Nature of the stochastic processes defined by Bohm’s momentum and quantum force

Abstract

The nature of the stochastic process defined by Bohm's momentum is elucidated for stationary energy eigenstates and nonstationary states in classically nonchaotic and chaotic Hamiltonian systems. In addition, the nature of the stochastic process defined by Bohm's quantum force is elucidated for stationary energy eigenstates in nonchaotic and chaotic systems, and for nonstationary states in nonchaotic systems. From these results, the following can be concluded. For stationary energy eigenstates, the process defined by the momentum is generically a stationary, Dirac-delta process in both nonchaotic and chaotic systems; in contrast, the process defined by the quantum force is nongeneric. For nonstationary states, the processes defined by the momentum and quantum force are both nongeneric in nonchaotic systems.
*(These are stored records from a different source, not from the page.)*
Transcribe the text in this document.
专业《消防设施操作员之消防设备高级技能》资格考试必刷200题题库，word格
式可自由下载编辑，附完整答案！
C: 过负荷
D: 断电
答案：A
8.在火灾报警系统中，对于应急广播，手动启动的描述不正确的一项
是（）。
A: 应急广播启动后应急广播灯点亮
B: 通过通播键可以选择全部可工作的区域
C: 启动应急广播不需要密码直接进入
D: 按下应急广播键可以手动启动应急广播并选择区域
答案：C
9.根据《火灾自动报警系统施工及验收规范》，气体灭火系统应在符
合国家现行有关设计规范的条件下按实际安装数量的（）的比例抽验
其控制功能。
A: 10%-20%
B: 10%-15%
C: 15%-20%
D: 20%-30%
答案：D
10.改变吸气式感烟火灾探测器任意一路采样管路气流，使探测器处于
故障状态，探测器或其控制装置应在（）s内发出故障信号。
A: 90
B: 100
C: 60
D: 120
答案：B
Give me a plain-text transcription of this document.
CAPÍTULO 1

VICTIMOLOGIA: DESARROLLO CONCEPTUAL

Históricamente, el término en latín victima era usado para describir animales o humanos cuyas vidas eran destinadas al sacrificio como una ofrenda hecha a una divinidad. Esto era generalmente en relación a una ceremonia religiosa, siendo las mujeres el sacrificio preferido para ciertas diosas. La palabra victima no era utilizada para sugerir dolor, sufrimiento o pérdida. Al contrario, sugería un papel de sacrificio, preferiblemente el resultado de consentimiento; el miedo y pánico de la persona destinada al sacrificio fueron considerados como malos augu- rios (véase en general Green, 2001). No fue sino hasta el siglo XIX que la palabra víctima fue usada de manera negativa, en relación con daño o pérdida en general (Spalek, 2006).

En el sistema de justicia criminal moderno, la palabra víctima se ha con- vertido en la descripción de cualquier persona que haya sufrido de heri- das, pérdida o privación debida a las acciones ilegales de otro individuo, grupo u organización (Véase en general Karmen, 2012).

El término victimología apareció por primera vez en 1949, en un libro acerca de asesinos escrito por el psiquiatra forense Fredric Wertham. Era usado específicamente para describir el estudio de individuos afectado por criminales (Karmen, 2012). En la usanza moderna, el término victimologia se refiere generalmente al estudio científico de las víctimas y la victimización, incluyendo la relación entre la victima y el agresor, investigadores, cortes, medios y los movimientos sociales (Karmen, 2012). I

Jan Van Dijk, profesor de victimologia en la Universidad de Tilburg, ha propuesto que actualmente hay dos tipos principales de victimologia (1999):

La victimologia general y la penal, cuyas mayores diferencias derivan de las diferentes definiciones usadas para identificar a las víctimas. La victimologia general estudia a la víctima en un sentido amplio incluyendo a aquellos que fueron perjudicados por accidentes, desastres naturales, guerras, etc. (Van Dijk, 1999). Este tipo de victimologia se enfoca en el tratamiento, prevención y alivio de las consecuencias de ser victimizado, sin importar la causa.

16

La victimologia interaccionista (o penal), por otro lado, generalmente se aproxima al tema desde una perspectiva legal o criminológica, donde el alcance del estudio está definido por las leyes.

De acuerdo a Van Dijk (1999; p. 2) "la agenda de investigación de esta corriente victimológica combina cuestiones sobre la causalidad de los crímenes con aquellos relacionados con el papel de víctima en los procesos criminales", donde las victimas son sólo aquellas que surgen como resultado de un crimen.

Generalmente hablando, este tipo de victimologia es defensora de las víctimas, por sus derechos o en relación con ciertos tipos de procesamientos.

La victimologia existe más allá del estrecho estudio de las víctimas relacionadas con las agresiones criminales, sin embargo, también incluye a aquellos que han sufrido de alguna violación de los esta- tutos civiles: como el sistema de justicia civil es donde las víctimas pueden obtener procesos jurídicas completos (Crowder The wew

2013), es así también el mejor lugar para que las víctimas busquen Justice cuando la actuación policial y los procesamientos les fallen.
Furthermore, for nonstationary states, the process defined by the momentum is, with a high level of confidence, a stationary, stable, brown (f - 2 power spectrum) process in the chaotic kicked pendulum. It is conjectured that this is also true for other chaotic systems. The preceding conclusion and conjecture complement those in [Phys. Rev. A 63. 042105 (2001)] for the process defined by the quantum force for nonstationary states in chaotic systems.